5. Make honest and full disclosures on your application.

Insurance providers are nothing if not thorough. Lying or omitting information on your application in hopes of getting a better deal on your premiums or thinking that some information is unimportant could have dire consequences. When you have to claim on your policy, the insurance provider can legally deny you your claim if you have found to have misrepresented or omitted information. For instance, if you have a pre-existing medical condition or injury and you fail to provide details on the application forms, the provider could very well not pay out your claim. Similarly, if you check non-smoker on the application and it is later discovered that you smoke, your claim could be reduced or cancelled to make up for the increased premiums you would have been paying if you had made full disclosure. The bottom line is that it is far better to be safe than sorry. Make all necessary disclosures, be truthful and if you're at all unsure about anything, ask a professional adviser for a consultation before proceeding.

Full Disclosure

6. Don't leave it too late.

When we are young, often purchasing insurance is the last thing on our minds. We're young, healthy, full of life and at very low risk of needing our lives, our health or our debts covered. Ironically, the time when we perhaps least need insurance is the time we should be thinking about buying it the most. If we leave it too long, until we are older, we are also going to have more pre-existing conditions and have to pay higher and higher premiums. In my personal experience, I was lucky enough to have a medical policy before I was diagnosed with Crohn's Disease in my early twenties. If I had left it longer, I would have had to pay over $30,000 of medical costs out of my own pocket. Think about getting your life and your health covered before you need it. It will benefit you in the long run.

Aging and Insurance

7. Review your policies regularly.

Spratt Financial reviews our clients' insurance policies on a yearly basis for a very good reason. Things can change, both in your life and in the insurance marketplace.
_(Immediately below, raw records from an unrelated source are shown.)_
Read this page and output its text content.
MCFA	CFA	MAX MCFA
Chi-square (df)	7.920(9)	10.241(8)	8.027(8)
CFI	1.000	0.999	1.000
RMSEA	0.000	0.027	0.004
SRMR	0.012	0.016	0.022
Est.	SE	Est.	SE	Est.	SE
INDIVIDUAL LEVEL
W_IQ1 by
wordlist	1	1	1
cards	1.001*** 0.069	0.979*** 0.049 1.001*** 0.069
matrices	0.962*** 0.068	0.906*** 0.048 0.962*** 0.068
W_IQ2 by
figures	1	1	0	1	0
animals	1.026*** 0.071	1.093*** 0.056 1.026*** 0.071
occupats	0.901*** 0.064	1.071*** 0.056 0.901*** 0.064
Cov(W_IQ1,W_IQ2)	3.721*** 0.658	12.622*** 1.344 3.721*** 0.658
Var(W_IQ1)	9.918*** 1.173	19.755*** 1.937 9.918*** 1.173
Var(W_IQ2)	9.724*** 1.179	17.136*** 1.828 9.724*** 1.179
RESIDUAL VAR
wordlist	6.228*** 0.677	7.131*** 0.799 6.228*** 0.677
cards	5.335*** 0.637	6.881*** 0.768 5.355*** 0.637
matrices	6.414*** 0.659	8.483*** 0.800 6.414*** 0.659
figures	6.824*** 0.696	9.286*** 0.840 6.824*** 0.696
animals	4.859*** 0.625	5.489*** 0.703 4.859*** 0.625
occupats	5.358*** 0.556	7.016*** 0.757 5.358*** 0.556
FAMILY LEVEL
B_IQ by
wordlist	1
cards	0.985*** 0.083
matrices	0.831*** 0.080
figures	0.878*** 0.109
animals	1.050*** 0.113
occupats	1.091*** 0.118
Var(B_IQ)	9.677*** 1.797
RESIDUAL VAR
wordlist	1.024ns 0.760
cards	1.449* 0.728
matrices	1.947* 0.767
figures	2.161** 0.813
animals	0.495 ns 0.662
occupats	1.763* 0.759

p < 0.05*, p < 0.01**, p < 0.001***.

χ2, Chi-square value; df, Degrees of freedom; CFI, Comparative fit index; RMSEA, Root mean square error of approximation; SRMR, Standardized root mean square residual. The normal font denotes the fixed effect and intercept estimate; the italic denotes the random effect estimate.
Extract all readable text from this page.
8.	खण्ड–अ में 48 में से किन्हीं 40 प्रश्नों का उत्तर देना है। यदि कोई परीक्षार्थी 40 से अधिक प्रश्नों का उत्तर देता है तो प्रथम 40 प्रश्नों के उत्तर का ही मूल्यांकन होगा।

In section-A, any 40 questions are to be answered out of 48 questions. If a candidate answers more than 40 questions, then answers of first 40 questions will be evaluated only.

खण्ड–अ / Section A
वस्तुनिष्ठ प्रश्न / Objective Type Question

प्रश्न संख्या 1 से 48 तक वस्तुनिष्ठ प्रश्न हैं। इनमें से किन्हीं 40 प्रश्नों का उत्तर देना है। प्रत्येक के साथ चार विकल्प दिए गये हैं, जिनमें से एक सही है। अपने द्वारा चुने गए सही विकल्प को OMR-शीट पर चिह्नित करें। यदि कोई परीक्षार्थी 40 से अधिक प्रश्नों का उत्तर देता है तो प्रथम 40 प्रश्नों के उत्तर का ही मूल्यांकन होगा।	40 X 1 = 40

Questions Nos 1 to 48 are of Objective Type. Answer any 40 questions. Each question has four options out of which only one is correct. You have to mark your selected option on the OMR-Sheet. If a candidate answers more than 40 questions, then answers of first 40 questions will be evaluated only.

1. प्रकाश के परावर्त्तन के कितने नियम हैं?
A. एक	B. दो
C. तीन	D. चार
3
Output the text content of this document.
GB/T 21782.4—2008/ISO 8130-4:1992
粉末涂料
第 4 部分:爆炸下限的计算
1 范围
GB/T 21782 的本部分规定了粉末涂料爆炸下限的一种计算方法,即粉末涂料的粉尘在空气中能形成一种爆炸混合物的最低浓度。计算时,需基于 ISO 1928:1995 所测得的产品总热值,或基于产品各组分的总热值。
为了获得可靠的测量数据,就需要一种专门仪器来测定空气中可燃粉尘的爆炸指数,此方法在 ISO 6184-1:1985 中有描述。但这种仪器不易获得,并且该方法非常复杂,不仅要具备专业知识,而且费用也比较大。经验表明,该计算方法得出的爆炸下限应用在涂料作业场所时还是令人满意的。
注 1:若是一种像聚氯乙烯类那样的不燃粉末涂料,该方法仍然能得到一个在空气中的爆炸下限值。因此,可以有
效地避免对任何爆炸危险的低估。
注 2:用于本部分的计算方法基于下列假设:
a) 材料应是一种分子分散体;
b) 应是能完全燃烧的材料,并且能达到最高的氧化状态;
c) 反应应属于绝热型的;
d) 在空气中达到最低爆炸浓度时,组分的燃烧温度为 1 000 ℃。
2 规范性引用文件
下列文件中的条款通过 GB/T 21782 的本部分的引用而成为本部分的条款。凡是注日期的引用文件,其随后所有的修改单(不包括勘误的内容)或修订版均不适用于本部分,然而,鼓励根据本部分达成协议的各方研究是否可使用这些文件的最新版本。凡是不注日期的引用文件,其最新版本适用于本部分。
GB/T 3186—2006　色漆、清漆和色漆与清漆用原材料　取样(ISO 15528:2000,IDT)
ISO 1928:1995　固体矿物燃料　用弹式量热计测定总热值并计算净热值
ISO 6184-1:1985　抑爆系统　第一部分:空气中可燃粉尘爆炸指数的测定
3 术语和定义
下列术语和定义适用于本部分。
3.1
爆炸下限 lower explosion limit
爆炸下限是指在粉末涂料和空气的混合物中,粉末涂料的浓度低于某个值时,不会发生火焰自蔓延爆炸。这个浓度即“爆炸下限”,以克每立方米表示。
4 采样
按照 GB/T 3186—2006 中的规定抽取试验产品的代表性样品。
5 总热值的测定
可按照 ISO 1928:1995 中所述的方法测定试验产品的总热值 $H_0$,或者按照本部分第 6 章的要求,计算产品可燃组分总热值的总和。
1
It is likely that you will be in a different financial situation with different needs a year from today, and it is essential that your insurance plan covers those current needs. Basic life cover with a sum assured of $50,000 may work when you're 20 with no dependants, but it won't be enough after your first child comes along or after you and your partner secure a mortgage. Review regularly, and make sure your cover fits your current circumstance.